Most people’s diffusers stopped at the rear suspension. It was very difficult to keep the flow attached any further back, so all you got was more weight and less accessibility. I am told the Brabham BT49 never had attached flow rearward of the chassis because they never found a solution to keeping the flow attached after the sudden change of section. If so, it must have had a much better rear wing than ours! We sorted this just before Silverstone in 1979. The fairing that achieved it was discovered that week at Imperial. It was such a big gain that I came back from the tunnel, drew it full-size overnight and got It made and fitted in time for the race. It was worth 1.5 seconds a lap!”
“I don’t really remember how much the underside and rear wing contributed to the overall downforce – probably about 80/20 per cent. But since the rear wing was a significant part of defining the wake pressure which drove the underbody performance, it is impossible to separate them. The rear wing was not at the legal limit because overall performance was better with the underbody and wing coupled. The lift-to-drag ratio was between 6 and 7, I think. The thing I really remember was FW08 at 8.2 – which was the best we raced before flat-bottom cars.”

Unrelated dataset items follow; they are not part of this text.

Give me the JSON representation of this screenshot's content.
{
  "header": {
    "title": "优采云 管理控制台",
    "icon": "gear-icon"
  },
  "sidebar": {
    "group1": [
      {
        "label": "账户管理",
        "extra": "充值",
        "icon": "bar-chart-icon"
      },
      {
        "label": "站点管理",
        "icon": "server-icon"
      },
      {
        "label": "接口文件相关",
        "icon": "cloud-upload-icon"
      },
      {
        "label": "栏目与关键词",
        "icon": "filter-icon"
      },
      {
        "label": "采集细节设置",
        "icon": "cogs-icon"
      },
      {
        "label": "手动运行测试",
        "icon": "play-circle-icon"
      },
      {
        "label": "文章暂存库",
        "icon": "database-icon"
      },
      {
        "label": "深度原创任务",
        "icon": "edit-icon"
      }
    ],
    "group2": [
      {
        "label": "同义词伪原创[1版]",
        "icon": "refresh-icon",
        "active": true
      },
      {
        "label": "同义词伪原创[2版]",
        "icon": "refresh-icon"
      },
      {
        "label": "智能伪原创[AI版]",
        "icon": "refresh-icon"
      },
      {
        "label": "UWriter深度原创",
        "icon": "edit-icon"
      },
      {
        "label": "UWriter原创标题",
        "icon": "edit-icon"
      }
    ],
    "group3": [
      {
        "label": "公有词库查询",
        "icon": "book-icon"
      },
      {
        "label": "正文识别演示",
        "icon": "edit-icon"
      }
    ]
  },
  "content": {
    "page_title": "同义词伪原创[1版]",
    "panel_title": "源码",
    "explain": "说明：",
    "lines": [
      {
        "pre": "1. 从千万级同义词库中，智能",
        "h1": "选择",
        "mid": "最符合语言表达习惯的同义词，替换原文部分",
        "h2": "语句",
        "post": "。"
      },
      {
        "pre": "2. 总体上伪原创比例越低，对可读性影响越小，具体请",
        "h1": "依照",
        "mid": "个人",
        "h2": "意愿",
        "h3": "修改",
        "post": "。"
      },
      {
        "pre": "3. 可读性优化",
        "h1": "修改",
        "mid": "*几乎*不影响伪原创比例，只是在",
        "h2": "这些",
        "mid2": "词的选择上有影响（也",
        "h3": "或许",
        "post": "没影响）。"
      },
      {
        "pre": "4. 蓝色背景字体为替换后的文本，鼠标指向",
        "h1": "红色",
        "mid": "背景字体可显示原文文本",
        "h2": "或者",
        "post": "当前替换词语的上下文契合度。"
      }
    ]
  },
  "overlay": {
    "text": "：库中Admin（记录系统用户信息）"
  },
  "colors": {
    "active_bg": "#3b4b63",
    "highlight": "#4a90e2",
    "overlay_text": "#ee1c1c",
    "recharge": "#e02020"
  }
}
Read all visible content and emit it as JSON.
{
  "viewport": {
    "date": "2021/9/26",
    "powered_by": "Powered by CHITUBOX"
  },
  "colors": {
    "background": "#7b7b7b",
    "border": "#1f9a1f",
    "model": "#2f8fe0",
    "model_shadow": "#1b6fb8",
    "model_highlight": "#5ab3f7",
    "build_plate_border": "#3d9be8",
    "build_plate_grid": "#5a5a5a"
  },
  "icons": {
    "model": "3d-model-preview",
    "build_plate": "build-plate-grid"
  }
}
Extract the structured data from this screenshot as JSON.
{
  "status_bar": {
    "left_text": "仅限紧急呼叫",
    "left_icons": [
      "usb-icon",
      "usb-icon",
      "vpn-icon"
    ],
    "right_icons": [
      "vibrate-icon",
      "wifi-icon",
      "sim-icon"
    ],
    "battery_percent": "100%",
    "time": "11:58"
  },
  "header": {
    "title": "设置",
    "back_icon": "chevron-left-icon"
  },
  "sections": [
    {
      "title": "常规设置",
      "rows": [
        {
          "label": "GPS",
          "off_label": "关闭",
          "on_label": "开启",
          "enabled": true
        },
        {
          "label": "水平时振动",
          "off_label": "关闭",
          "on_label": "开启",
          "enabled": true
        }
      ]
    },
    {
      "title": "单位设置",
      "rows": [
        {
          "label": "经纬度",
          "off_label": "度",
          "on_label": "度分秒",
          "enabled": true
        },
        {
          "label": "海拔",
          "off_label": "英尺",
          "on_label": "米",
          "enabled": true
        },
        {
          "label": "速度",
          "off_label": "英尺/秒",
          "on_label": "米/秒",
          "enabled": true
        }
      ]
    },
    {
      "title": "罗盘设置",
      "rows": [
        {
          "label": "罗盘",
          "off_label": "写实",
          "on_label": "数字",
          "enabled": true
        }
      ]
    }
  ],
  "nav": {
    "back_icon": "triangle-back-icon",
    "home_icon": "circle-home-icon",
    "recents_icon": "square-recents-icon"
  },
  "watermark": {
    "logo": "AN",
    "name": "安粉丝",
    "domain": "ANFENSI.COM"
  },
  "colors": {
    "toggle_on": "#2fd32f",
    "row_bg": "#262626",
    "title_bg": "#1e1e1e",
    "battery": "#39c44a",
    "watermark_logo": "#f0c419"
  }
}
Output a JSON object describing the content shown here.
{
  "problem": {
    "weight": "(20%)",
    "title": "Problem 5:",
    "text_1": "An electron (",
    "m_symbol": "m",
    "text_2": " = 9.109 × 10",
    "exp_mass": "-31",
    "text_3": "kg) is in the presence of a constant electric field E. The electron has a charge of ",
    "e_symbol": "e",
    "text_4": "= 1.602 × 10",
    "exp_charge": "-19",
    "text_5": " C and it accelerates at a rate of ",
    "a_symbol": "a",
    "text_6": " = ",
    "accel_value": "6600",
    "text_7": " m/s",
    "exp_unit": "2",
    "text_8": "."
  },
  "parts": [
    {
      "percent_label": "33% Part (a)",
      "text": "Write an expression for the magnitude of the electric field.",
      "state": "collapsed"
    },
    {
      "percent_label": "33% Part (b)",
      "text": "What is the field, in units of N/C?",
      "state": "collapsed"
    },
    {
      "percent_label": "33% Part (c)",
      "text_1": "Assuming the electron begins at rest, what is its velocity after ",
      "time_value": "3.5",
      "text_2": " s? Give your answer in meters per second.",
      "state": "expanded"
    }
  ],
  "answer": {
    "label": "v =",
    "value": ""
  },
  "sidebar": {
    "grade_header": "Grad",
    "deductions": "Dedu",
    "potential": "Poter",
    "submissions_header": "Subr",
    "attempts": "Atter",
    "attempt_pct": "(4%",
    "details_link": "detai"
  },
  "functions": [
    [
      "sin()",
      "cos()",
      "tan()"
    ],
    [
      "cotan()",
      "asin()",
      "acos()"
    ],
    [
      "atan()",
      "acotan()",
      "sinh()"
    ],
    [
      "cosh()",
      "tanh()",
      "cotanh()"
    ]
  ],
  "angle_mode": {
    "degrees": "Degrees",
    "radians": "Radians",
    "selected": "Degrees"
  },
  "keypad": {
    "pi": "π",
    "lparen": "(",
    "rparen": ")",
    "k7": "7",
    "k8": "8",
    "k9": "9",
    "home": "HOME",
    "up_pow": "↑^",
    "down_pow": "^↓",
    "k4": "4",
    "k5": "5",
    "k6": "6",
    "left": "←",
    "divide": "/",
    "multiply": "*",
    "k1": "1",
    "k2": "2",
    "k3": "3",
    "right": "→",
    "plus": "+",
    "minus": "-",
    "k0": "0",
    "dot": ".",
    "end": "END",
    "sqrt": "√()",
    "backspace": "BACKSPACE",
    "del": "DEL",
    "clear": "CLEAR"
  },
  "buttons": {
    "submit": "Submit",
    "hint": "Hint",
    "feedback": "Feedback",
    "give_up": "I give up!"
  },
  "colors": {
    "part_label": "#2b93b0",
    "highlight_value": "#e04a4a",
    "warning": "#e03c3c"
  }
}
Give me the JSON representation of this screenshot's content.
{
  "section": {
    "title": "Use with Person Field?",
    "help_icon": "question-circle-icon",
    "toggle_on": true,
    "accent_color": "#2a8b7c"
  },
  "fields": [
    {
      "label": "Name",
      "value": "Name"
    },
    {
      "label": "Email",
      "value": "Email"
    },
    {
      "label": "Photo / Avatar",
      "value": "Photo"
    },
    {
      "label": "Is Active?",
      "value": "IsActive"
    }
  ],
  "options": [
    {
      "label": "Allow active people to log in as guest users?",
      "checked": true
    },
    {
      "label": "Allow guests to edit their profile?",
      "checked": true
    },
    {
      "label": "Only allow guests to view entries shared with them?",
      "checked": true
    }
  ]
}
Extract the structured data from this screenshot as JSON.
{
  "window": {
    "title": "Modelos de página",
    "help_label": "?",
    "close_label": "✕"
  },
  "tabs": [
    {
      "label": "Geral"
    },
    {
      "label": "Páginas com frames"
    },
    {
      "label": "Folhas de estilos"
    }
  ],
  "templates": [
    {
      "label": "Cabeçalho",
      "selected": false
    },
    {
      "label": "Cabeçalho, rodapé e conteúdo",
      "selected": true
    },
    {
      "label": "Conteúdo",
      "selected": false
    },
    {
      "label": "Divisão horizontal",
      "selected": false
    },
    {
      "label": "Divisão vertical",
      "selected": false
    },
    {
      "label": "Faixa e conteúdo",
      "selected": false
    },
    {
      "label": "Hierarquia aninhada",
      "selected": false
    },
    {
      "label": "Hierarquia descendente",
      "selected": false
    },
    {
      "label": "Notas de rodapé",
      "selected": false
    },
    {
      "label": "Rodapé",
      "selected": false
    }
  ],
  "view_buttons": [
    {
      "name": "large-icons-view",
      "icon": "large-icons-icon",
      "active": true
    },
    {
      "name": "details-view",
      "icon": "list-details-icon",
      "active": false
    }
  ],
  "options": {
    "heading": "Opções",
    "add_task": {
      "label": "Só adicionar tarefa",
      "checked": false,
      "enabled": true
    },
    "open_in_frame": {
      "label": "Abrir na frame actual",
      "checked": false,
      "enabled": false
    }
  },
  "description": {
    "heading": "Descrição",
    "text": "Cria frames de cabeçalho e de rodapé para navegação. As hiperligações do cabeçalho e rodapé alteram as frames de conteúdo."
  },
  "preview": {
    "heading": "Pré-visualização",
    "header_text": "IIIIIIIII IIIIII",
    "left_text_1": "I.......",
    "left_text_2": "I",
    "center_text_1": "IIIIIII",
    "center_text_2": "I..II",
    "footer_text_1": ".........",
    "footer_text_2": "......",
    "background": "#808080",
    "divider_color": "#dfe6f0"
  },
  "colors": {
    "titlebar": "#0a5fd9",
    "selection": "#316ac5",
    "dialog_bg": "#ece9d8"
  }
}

More grip gives the brakes a hard time – it was very difficult to get them to live in a 13-inch wheel. The toughest circuit was Montreal. We usually just fitted ducts to suit.” In fact the grip at high speed was such that, with no power assistance, drivers could no longer lock-up wheels everywhere within the car’s performance envelope; this meant its full braking potential could not be exploited. “The limiting factor was a driver’s leg strength! Maybe we couldn’t use all the grip potential of a ground-effect car back then, but the braking was still massively better simply because of that grip.”
The case for persecution:
“I don’t think any driver who experienced real ground effect did not like it: Alan Jones loved it. Sadly, the most famous and Influential drivers, Scheckter and Villeneuve, were at Ferrari, who never engineered a working skirt. Their car must have been horrible to drive. They assumed that all ground-effect cars were as bad as theirs, and their opinion was a big part of the journalists’ false view that ground effect was dangerous.”